O fato, comprovado pela memória digital onde tudo se grava, é que a mídia nacional resolveu participar da campanha eleitoral de 2018 tomando partido contra a candidatura de Bolsonaro – e contra a maioria do público, também. Perdeu as eleições, já que o eleitorado decidiu fazer precisamente o oposto do que os comunicadores queriam que fizesse. A essa altura, em vez de parar um pouco para perguntar se não havia nada a corrigir no roteiro seguido até ali, a imprensa dobrou a aposta. Ficou ainda mais brava do que já estava durante a campanha; desde a eleição, trata o governo Bolsonaro como ilegítimo. Não há sinais de que nada disso vá mudar nos próximos quatro anos.

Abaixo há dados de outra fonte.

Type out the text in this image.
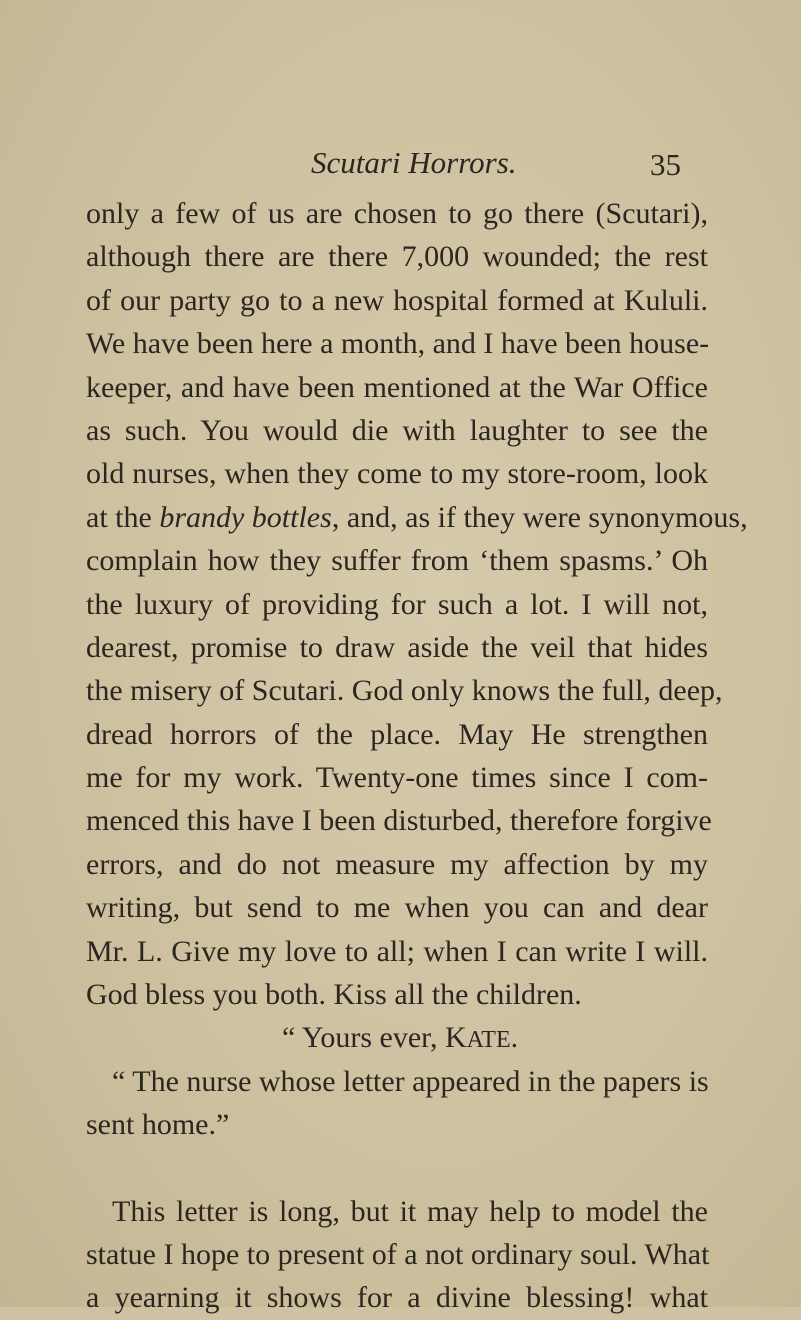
Scutari Horrors.	35
only a few of us are chosen to go there (Scutari),
although there are there 7,000 wounded; the rest
of our party go to a new hospital formed at Kululi.
We have been here a month, and I have been house-
keeper, and have been mentioned at the War Office
as such. You would die with laughter to see the
old nurses, when they come to my store-room, look
at the brandy bottles, and, as if they were synonymous,
complain how they suffer from ‘them spasms.’ Oh
the luxury of providing for such a lot. I will not,
dearest, promise to draw aside the veil that hides
the misery of Scutari. God only knows the full, deep,
dread horrors of the place. May He strengthen
me for my work. Twenty-one times since I com-
menced this have I been disturbed, therefore forgive
errors, and do not measure my affection by my
writing, but send to me when you can and dear
Mr. L. Give my love to all; when I can write I will.
God bless you both. Kiss all the children.
“ Yours ever, KATE.
“ The nurse whose letter appeared in the papers is
sent home.”
This letter is long, but it may help to model the
statue I hope to present of a not ordinary soul. What
a yearning it shows for a divine blessing! what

Um exemplo que talvez ajude a entender melhor as coisas é a convicção, manifestada por Bolsonaro e muitos dos seus seguidores, de que a mídia deveria estar cobrando quem é o mandante da tentativa de assassinato que quase o matou no final da campanha eleitoral. Acham que o seu caso merece tanta atenção, pelo menos, quanto o da vereadora Marielle. O presidente pode esperar sentado; não vai rolar. Na opinião da imprensa, não há mais nada a perguntar sobre o assunto. A polícia já não disse que o criminoso é um débil mental que agiu sozinho? Pois então: qual é a dúvida? Se a polícia falou, está falado. Além disso, há os “laudos técnicos”, que garantem que o homem não deve nem ser julgado, pois não tem culpa nenhuma pelo que fez, coitado. Laudo de peritos, na tradição da Justiça brasileira, é algo que se compra como um pastel de feira, mas tudo bem. O nosso jornalismo investigativo também não é de ferro; não vai sair por aí procurando coisas que não gostaria de encontrar.

É por histórias como essa que o governo se acha na obrigação de dar o troco. Em sua maneira de ver as coisas, Bolsonaro e parte do seu sistema de apoio acham que é indispensável reagir. Não se ganha uma guerra com retiradas, não é mesmo? Além do mais, estão convencidos de que brigar com a imprensa dá cartaz junto ao eleitorado; deu certo na campanha e, portanto, vai dar certo de novo. “O Trump” não faz assim? Etc. etc. etc. Só que nada disso vai resolver a vida de ninguém. A obrigação do governo é governar, e não demonstrar que a imprensa está errada; seu dever é ser aprovado pela população, e não pelos jornalistas. A imprensa é ruim? Problema dela. A questão toda, na verdade, é bem simples. Basta levar em consideração que a imprensa não tem nenhuma obrigação legal de ser boa, ou equilibrada, ou de dizer a verdade; o que está dito na lei, apenas, é que tem de ser livre. Ou se convive com esse princípio, ou não há jogo. Quem tem de julgar a qualidade da mídia, e decidir se vale a pena pagar pelo seu conteúdo, é o público – e o governo pode ter certeza que ele está fazendo exatamente isso. Trata-se de um juiz muito mais cruel do que os bolsonaristas imaginam; quando pune um veículo, vai embora e não volta nunca mais. Não há salvação para quem é condenado.

Bem que o presidente poderia se contentar com isso.